A snippet of your morning yesterday.
Your alarm rang at 5:50 a.m.
You ate two eggs, stepped on your scale and noted you gained a couple.
You put a quarter-sized dollop of shampoo in your palm, you lathered, rinsed, and repeated.
Eleven minutes late for work.
You decided to go 50 in a 40 for the four-mile route to work.
You received a ticket for speeding, $125.00.
After weighing the pros and cons of telling your spouse about the ticket, cons won out.
All morning long, you measured.
Measurement is second nature to you, to me, to everyone.
So why does measuring PR weird you out?
Peculiar Attitudes About Measurement Transcend PR
In a former career, I developed exhibit content for museums, visitor centers, and nature centers.
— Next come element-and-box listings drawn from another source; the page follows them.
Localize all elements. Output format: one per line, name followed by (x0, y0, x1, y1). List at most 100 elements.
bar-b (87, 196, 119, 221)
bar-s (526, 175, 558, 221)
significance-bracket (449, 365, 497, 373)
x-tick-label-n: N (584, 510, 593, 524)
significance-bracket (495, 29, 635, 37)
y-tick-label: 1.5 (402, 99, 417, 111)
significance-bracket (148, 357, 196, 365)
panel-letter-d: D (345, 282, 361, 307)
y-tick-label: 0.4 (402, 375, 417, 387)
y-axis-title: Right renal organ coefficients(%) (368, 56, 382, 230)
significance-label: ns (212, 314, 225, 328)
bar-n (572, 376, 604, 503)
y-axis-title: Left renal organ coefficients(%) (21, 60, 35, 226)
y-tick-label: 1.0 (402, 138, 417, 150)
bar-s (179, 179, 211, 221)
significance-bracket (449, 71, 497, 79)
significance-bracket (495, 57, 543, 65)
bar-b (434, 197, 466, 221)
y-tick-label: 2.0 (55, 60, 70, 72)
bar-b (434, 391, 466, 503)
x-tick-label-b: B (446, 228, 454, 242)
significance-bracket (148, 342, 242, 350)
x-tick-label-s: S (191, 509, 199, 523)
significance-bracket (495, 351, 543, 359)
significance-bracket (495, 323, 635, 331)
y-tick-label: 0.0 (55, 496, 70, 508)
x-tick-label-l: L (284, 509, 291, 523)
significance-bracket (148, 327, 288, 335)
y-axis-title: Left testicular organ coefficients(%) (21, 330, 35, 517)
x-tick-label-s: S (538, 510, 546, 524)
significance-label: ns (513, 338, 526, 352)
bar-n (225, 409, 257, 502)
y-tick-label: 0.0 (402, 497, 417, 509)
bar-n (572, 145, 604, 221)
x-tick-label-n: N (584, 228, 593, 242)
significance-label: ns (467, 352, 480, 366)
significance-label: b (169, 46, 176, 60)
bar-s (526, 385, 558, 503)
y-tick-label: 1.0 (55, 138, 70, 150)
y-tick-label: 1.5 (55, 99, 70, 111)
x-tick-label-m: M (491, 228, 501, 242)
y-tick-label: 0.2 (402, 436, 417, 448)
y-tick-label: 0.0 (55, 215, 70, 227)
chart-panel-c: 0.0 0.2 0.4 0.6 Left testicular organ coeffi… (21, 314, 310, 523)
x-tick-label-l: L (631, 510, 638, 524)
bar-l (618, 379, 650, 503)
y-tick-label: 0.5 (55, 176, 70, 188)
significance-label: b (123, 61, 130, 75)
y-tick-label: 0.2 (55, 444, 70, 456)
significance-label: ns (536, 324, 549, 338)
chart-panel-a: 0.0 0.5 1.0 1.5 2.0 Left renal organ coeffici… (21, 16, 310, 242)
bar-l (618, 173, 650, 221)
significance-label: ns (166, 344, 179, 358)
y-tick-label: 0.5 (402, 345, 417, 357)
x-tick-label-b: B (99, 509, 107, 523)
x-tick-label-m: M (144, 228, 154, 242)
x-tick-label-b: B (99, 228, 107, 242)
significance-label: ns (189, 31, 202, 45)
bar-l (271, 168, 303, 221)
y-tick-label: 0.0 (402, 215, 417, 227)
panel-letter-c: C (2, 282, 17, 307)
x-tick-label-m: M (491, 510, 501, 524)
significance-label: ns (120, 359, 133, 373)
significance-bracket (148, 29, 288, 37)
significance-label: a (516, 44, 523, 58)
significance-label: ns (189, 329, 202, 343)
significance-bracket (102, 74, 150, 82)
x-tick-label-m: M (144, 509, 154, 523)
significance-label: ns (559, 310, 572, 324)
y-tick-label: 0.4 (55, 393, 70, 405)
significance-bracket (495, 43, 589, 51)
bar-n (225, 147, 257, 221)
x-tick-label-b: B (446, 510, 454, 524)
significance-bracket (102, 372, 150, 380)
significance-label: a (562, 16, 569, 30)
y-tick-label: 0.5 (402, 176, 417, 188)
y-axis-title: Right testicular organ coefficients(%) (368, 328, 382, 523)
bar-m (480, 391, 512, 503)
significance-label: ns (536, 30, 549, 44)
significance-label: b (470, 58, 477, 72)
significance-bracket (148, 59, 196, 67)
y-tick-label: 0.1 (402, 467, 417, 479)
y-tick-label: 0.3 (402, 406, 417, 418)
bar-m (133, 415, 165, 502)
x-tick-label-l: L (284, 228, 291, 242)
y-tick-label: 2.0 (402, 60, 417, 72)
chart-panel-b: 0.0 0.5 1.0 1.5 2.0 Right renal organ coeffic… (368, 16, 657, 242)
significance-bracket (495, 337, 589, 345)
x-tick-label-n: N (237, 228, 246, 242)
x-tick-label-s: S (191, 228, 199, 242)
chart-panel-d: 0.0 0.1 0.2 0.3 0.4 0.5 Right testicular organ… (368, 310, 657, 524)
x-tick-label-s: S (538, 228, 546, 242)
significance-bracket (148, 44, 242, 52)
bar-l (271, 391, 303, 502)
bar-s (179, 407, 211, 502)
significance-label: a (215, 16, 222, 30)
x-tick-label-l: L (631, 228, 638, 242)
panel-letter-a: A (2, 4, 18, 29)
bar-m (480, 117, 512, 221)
To create effective, focused, and mission-based content for new exhibits, I required learning objectives for each site.
Oftentimes, these learning objectives aligned with state curriculum standards.
Other times, they aligned with the site’s education department.
Each learning objective possessed the attributes of S.M.A.R.T. goals.
Here are two examples of learning objectives from different sites:
- Upon the public opening of the exhibit, 50 percent of adult visitors who explore the exhibits will be able to convey, through written survey answer, that the protection of the green-winged teal was the initial reason this refuge was established.
- Upon the opening of the exhibit, 75 percent of all students 5th grade and older who explore the exhibits will be able to verbally convey to a site interpreter that Thomas Jefferson’s Enlightenment values informed the Lewis and Clark Expedition (or something synonymous to this statement).
Once the learning objectives were fully developed (there could be dozens), they served as a blueprint for the content and exhibit design teams.
Once the teams knew what messages needed to be conveyed, they could determine the best media choice to convey them.
We knew, once the content was mastered, the form of the exhibit would rise to meet us.
Meeting all learning objectives held the content and exhibit design teams accountable.
Measuring Objectives Were Like Pulling Teeth
Once the exhibit was finished, the site employees would be responsible for conducting the learning objective surveys.
If I had to guess, I would say that 90 percent of all the sites refused to survey their visitors.
But that is not the true head-scratcher, this is: If the learning objectives were not met, the content and exhibit design teams would revamp exhibits until they were met.
At no cost to the site.
Still, 90 percent ignored measuring.
Even the surveys would be provided to the site.
Years later I am still confounded.
Were the employees at these sites lazy?
Did they fear accountability or revile improvement?
Did they just want visitors to say WOW, cool exhibits without the proof of knowledge transfer?
Does the Above Parallel Effectively Measuring PR?
I see subtle parallels.
At least in two incidences of measuring PR.
Two of the potential reasons sites do not want to measure learning objectives have a relative found in measuring PR.
The first parallel can be found in one of the potential reasons a site refused to measure objectives: The fear of accountability.
The second parallel can be found in: WOW, cool exhibit.
Fear of Accountability aka “You Can’t Handle the Truth”
When measuring PR, numbers have this pernicious habit of revealing things that well-crafted language may be able to explain away.
If numbers can be roughly equated to facts, I hear John Adams.
Facts are stubborn things; and whatever may be our wishes, our inclinations, or the dictates of our passions, they cannot alter the state of facts and evidence.
And there have been clients in the past who resist our obligation as responsible PR counsel to present them with weekly reports that include KPIs.
These clients were not lazy.
They appreciated improvement. But they feared accountability.
They did not fear accountability in theory, but they feared it in action.
Why?
Because the PR metrics implemented when measuring efforts revealed something that no one in the company wanted to admit.
The measurement, the numbers, the “objective” revealed a systemic organizational problem.
And no one in the organization wanted to admit the truth.
Wow, Cool Exhibit
When asked what a site wanted their visitors to learn, I was amazed at how many simply replied, “We just want them to say WOW.”
Those who requested the “WOW” based their opinions on emotion without regard to the educational reasons that an exhibit exists in the first place.
Perhaps this is the exhibit version of the vanity metric.
Just as those PR clients who insist on including the number of website hits or Twitter followers when measuring PR, these exhibit clients were simply seeking a “wow.”
And in both cases, these measurements tell the client absolutely nothing.
It Takes Time
Regardless of the industry, it is incumbent upon the PR or exhibit professional to bring the client along and inform them as to why effective measurement matters, and how much better the results will be in the long run.
For the clients who undervalue effective measurement, they won’t have an effective way to measure you when you tell them, “Just trust us on the importance of effective measurement.”